The Hollywood actor who made his name in Top Gun , is the best known follower of L. Ron Hubbard's "new religion" of Scientology. He never misses an opportunity, when giving interviews, to hold forth on the subject, occasionally to the chagrin of showbiz hacks more interested in other aspects of the superstar's life.

In an attempt to win them over, he recently dispatched plaques wrapped in gold paper to a number of the most influential LA correspondents, with the 12 rules of Scientology on them.

"This was eccentric, to say the least," says one. "But what annoyed people more was the note that he enclosed, saying he'd made a donation to Scientology in our names."

A number of recipients have since written back to Mr Cruise asking him not to act on their behalf again.

* WHITEHALL ECHOES with whispers that John Birt - the famously bureaucratic former director-general of the BBC - wants to join the Civil Service.

Birt who has worked as an adviser to Tony Blair since he left the Beeb, has expressed an interest in succeeding Sir Andrew Turnbull as Cabinet Secretary when the latter retires in September; and Labour insiders say that Blair is keen for him to land the job.

"This is unlikely," a Cabinet Office spokesman tells Pandora. "The form is for cabinet secretaries to retire at 60, and Lord Birt turned 60 in December."

Interesting, therefore, that the Civil Service is facing strike action on 23 March from employees who are unhappy that the retirement age is about to be raised to 65.

"The appointment is ultimately in the Prime Minister's gift," concedes the spokesman.

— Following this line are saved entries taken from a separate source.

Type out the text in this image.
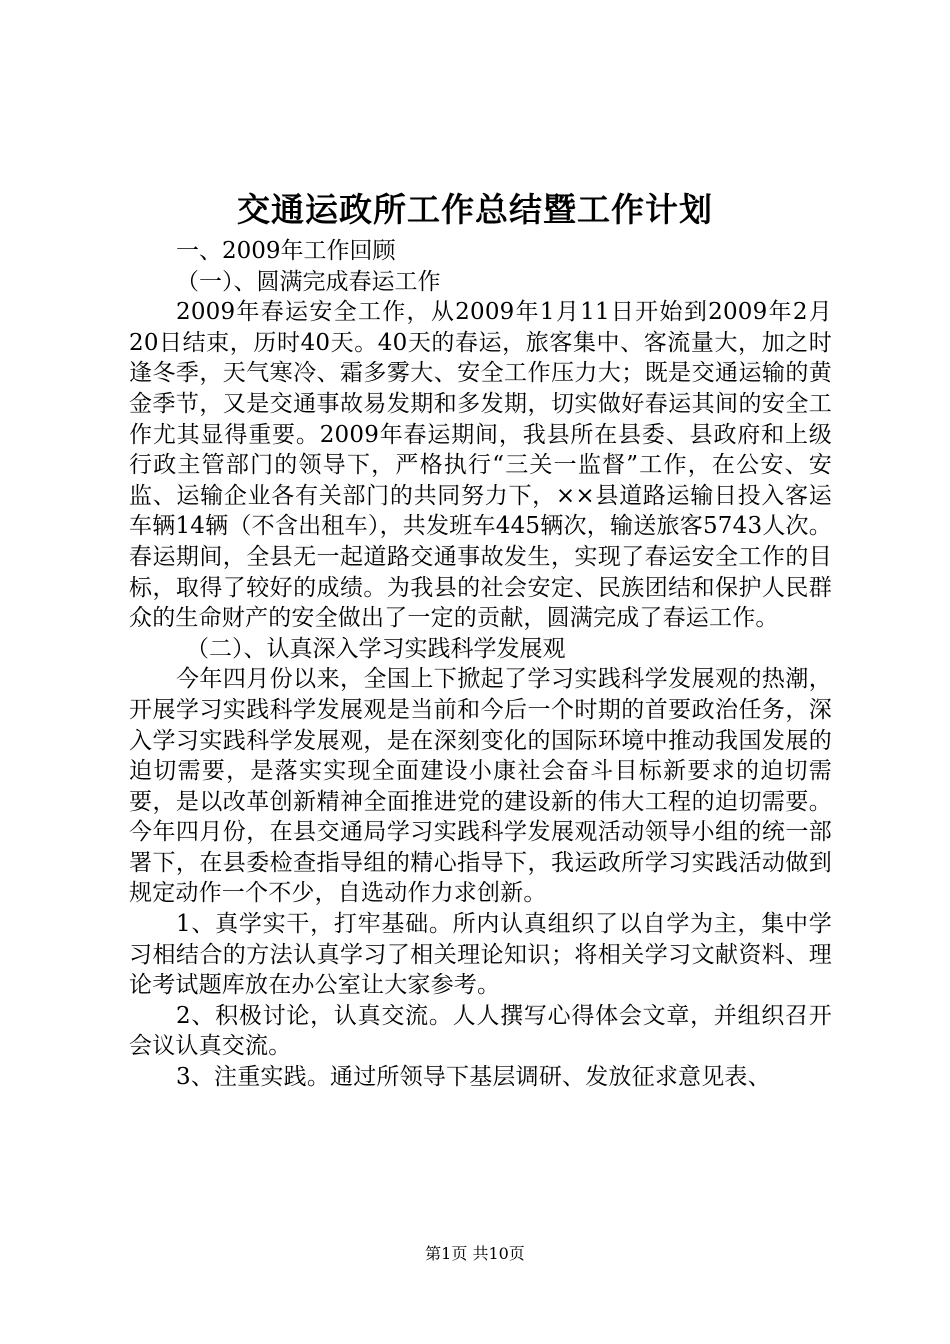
交通运政所工作总结暨工作计划

一、2009年工作回顾

（一）、圆满完成春运工作

2009年春运安全工作，从2009年1月11日开始到2009年2月20日结束，历时40天。40天的春运，旅客集中、客流量大，加之时逢冬季，天气寒冷、霜多雾大、安全工作压力大；既是交通运输的黄金季节，又是交通事故易发期和多发期，切实做好春运其间的安全工作尤其显得重要。2009年春运期间，我县所在县委、县政府和上级行政主管部门的领导下，严格执行“三关一监督”工作，在公安、安监、运输企业各有关部门的共同努力下，××县道路运输日投入客运车辆14辆（不含出租车），共发班车445辆次，输送旅客5743人次。春运期间，全县无一起道路交通事故发生，实现了春运安全工作的目标，取得了较好的成绩。为我县的社会安定、民族团结和保护人民群众的生命财产的安全做出了一定的贡献，圆满完成了春运工作。

（二）、认真深入学习实践科学发展观

今年四月份以来，全国上下掀起了学习实践科学发展观的热潮，开展学习实践科学发展观是当前和今后一个时期的首要政治任务，深入学习实践科学发展观，是在深刻变化的国际环境中推动我国发展的迫切需要，是落实实现全面建设小康社会奋斗目标新要求的迫切需要，是以改革创新精神全面推进党的建设新的伟大工程的迫切需要。今年四月份，在县交通局学习实践科学发展观活动领导小组的统一部署下，在县委检查指导组的精心指导下，我运政所学习实践活动做到规定动作一个不少，自选动作力求创新。

1、真学实干，打牢基础。所内认真组织了以自学为主，集中学习相结合的方法认真学习了相关理论知识；将相关学习文献资料、理论考试题库放在办公室让大家参考。

2、积极讨论，认真交流。人人撰写心得体会文章，并组织召开会议认真交流。

3、注重实践。通过所领导下基层调研、发放征求意见表、

第1页 共10页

* ROLL UP! Roll up! Tickets for Ann Widdecombe's lecture at Haywards Heath, West Sussex, have been advertised with the following exciting blurb:

"Former shadow secretary of state and shadow home secretary Ann Widdecombe is set to reveal all at Clair Hall. Having retired from politics, she is now able to speak about issues she feels strongly about without the fear of reprisals."

Just one catch: Miss Widdecombe, of course, is very far from retired.

"It won't stop her being forthright, though," says a friend. "It certainly never has in the past."

* Say what you like about Robert Kilroy-Silk's newly founded party Veritas, but its current crop of members aren't the sort of men to pick a fight with.

Just weeks after Kilroy appointed former boxer Winston Mckenzie as his sports spokesman, I hear their first election candidate (for a local by-election in Bolton), one David Hodgson, can also look after himself.

"He's a former captain of the British karate team," says a daunted polling-day rival. "Veritas are starting to look rather formidable - on the physical front, at least."